The Common Travel Area (CTA) which somebody introduced upthread has nothing at all to do with customs - and its provisioins don't apply to US passport holders, anyway.

https://ec.europa.eu/taxation_custom...ette_verte.gif https://ec.europa.eu/taxation_custom...te_blanche.gif
Left: luggage label applied to luggage checked in at an EU airport, recognizable from the green edge. Right: luggage label applied to luggage checked in at an airport outside the EU


IF you are travelling on separate tickets:

Your bag will only be checked as far as Dublin. You will clear both immigration and customs in Dublin (the latter having retrieved your checked luggage), and will then need to make your way to checkin for your onward flight. You must allow SUFFICIENT TIME for any delays or problems that might arise (late arrival, late/non-delivery of luggage, etc) as if you miss the check-in deadline of the second flight when travelling on separate tickets, you lose the value of the ticket and will have to buy a new one at walk-up rates on the day.

ROKNA Jul 9, 19 12:36 pm

Lets make this really simple, if its all one ticket

You check in at IAD
Aer Lingus and United have code share/interlining/eticket agreement
You will next see your bag in EDI
You will clear customs in EDI (use the red or green lane not the blue lane)
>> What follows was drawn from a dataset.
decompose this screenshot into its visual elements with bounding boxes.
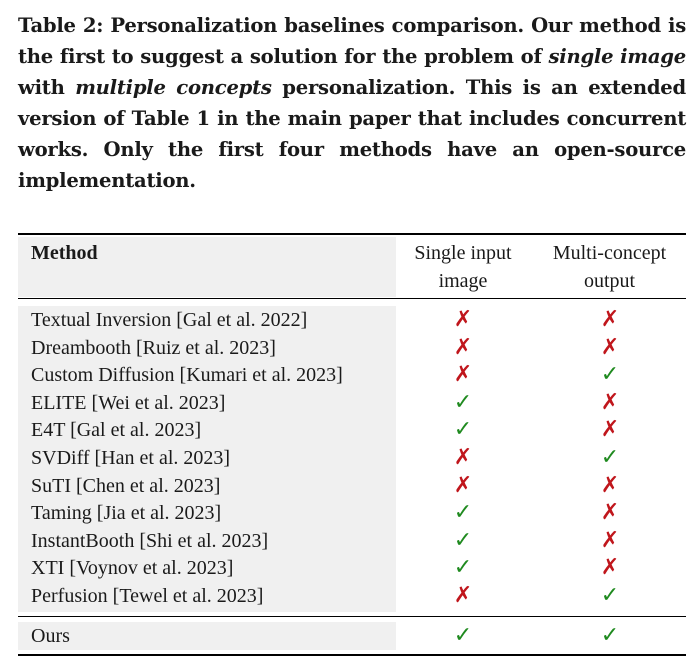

You do not need to reclaim your luggage or any other messing in Dublin, follow signs to flight connections, pass through immigration and proceed to the gate. There won't even be a security check. If United cannot issue the onward boarding card in IAD, Aer Lingus will at the transfer desk in Dublin.

This is how the rest of the world operates, the US CBP has its own awkward and unnecessary protocol which only applies in the US, the rest of the world doesn't care and has a much more sensible approach.